Inevitably, for the longest time, no matter how often Barthelme brought up the subject of my work — teaching part of the year in a new position at the University of Houston, he even telephoned me now and then over the years to see how I was progressing — I managed to put him off. And when he’d revisit the notion of my attending the University of Iowa — some three or four times over a six-year or so period — I never took that, or his other efforts to help me, seriously.

Still, I kept fooling around on a typewriter at night and on the weekends, while accumulating stacks of unfinished scenes, vignettes, and, I suppose, what might pass as chapters of something about the way I had come up in life, too raw in both content and style, I thought deep down, for anyone in the publishing world to really care about.

Besides, I had developed a new interest. Born of a flair that I had for gesture drawing and the fact that I had been a junkie for comic books, the children’s literature of my urban youth, for a time I wanted to become a cartoonist like Charles Schultz or Mort Walker. To that point, however, my pursuit of that vocation, which I occasionally spiced up with nighttime life drawing sessions at the Art Students League and National Academy of Design, with the random gorgeous (or homely) model as my subject, had only yielded a few strange children’s stories, an endless procession of birthday and Christmas cards that I made for friends and family (how I loved Christmas), and, given the recession-bound world of those years, some ridiculously obtuse ideas for syndicated strips.

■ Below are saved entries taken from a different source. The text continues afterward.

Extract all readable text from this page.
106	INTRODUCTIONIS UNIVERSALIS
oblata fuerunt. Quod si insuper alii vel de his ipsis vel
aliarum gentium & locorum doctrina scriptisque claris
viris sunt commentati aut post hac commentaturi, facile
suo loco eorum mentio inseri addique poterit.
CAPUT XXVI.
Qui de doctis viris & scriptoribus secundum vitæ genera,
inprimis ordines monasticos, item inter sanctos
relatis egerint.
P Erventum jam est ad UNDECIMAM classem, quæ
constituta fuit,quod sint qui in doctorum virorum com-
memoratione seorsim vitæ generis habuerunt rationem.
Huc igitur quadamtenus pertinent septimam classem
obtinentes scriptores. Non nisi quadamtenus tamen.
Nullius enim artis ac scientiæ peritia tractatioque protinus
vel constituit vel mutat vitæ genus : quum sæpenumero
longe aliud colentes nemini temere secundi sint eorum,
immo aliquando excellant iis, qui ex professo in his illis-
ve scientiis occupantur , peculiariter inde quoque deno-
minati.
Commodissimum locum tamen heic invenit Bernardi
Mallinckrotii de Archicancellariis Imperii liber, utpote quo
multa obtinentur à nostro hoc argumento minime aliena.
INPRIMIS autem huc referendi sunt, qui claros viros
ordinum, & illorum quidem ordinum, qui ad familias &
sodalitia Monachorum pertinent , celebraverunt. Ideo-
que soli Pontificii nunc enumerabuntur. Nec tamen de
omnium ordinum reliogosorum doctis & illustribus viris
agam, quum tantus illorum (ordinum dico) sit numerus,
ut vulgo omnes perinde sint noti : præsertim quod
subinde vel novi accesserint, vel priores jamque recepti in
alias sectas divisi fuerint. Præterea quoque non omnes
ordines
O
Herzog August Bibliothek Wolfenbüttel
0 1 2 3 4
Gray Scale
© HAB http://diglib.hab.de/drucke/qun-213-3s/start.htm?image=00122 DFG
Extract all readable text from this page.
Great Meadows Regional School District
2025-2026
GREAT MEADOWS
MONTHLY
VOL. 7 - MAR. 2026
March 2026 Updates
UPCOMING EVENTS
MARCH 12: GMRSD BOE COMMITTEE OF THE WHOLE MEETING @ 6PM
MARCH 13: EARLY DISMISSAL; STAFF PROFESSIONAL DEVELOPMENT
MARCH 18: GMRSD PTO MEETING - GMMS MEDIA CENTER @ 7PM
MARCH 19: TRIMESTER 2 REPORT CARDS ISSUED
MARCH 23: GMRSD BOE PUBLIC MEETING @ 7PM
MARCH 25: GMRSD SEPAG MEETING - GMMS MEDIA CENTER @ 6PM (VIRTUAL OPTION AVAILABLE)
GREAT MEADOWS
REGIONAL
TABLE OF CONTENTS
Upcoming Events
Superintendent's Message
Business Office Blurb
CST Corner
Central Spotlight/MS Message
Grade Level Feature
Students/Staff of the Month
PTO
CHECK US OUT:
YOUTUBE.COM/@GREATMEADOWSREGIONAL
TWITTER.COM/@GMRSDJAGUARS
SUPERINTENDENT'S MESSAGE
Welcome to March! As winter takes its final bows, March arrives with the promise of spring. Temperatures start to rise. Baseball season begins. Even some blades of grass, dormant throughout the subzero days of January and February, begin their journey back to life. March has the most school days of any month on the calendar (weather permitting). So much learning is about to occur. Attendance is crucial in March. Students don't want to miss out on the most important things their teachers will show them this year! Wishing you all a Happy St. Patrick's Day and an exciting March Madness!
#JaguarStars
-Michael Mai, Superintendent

The closest I came to breaking into the biz I owed to my guitar-playing buddy Ching, a zippy draftsman who would later gain momentary fame as the artist of Krypto the Superdog for DC Comics. During one of those weeks when the repetitious nature of my office job had been getting to me, it was Ching, then an inker for DC, who suggested that I go over to their offices during lunch one day and chat with an editor over there, a fellow named Paul Levitz, who might be able to help me with some work. Not as an artist, however — I just didn’t have those chops — but as a scriptwriter. Though it wasn’t anything I’d particularly wanted to do, I gave it a shot, coming up with a story some eight pages long, about two brothers, the first a vampire, á la Dracula, and the second a vampire hunter, á la Van Helsing; I thought it was pretty good, sensitively written, etc., but he called it, to my surprise, “too literary” and highbrow for the average DC reader.